Elle a déclaré que le centre avait également reçu deux canards d’Aldergrove qui avaient été testés positifs pour la grippe aviaire et un grand héron bleu de Chilliwack.

« Ce sont toujours les mêmes symptômes. La tête qui secoue, l’observation des étoiles, tout est neurologique. Les oisons avaient aussi des yeux blancs comme neige, et ils étaient aussi léthargiques. »

Garder l’infection hors de l’environnement

Alors que les épidémies sont plus faciles à maintenir dans un milieu agricole, on ne peut pas faire grand-chose pour les oiseaux sauvages, dit Thacker, donc la meilleure chose que nous puissions faire est d’empêcher l’infection de l’environnement.

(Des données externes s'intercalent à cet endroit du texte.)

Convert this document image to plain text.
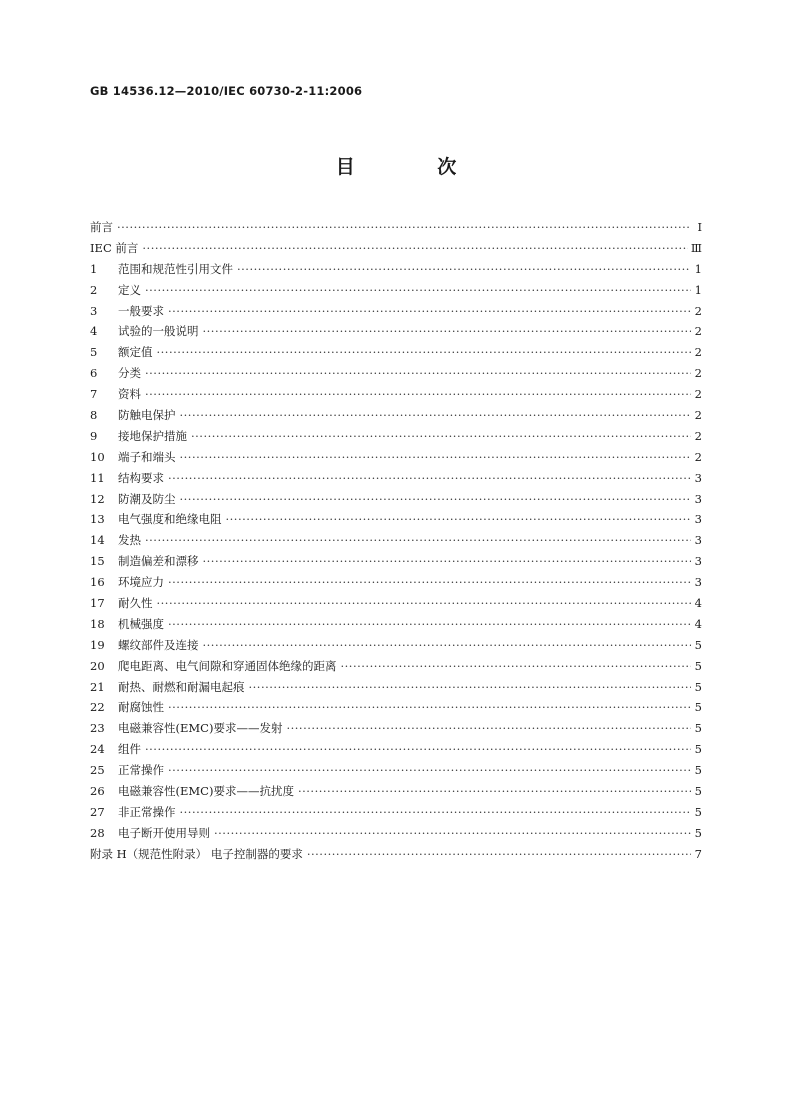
GB 14536.12—2010/IEC 60730-2-11:2006
目 次
前言 ·····	Ⅰ
IEC 前言 ·····	Ⅲ
1	范围和规范性引用文件 ·····	1
2	定义 ·····	1
3	一般要求 ·····	2
4	试验的一般说明 ·····	2
5	额定值 ·····	2
6	分类 ·····	2
7	资料 ·····	2
8	防触电保护 ·····	2
9	接地保护措施 ·····	2
10	端子和端头 ·····	2
11	结构要求 ·····	3
12	防潮及防尘 ·····	3
13	电气强度和绝缘电阻 ·····	3
14	发热 ·····	3
15	制造偏差和漂移 ·····	3
16	环境应力 ·····	3
17	耐久性 ·····	4
18	机械强度 ·····	4
19	螺纹部件及连接 ·····	5
20	爬电距离、电气间隙和穿通固体绝缘的距离 ·····	5
21	耐热、耐燃和耐漏电起痕 ·····	5
22	耐腐蚀性 ·····	5
23	电磁兼容性(EMC)要求——发射 ·····	5
24	组件 ·····	5
25	正常操作 ·····	5
26	电磁兼容性(EMC)要求——抗扰度 ·····	5
27	非正常操作 ·····	5
28	电子断开使用导则 ·····	5
附录 H（规范性附录） 电子控制器的要求 ·····	7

« La meilleure chose que nous puissions faire est de retirer les carcasses du paysage et d’empêcher autant que possible les oiseaux de se rassembler », a-t-elle déclaré.

Elle a dit qu’il y avait eu un déclin des aigles sur la côte ouest depuis l’année dernière.

« Nous devons comprendre ce qui cause cela et ce que nous pouvons faire à ce sujet, le cas échéant. »

Bien que la grippe aviaire puisse être difficile à repérer, elle a déclaré que les ornithologues amateurs peuvent faire attention aux yeux ou à la tête enflés et au comportement léthargique.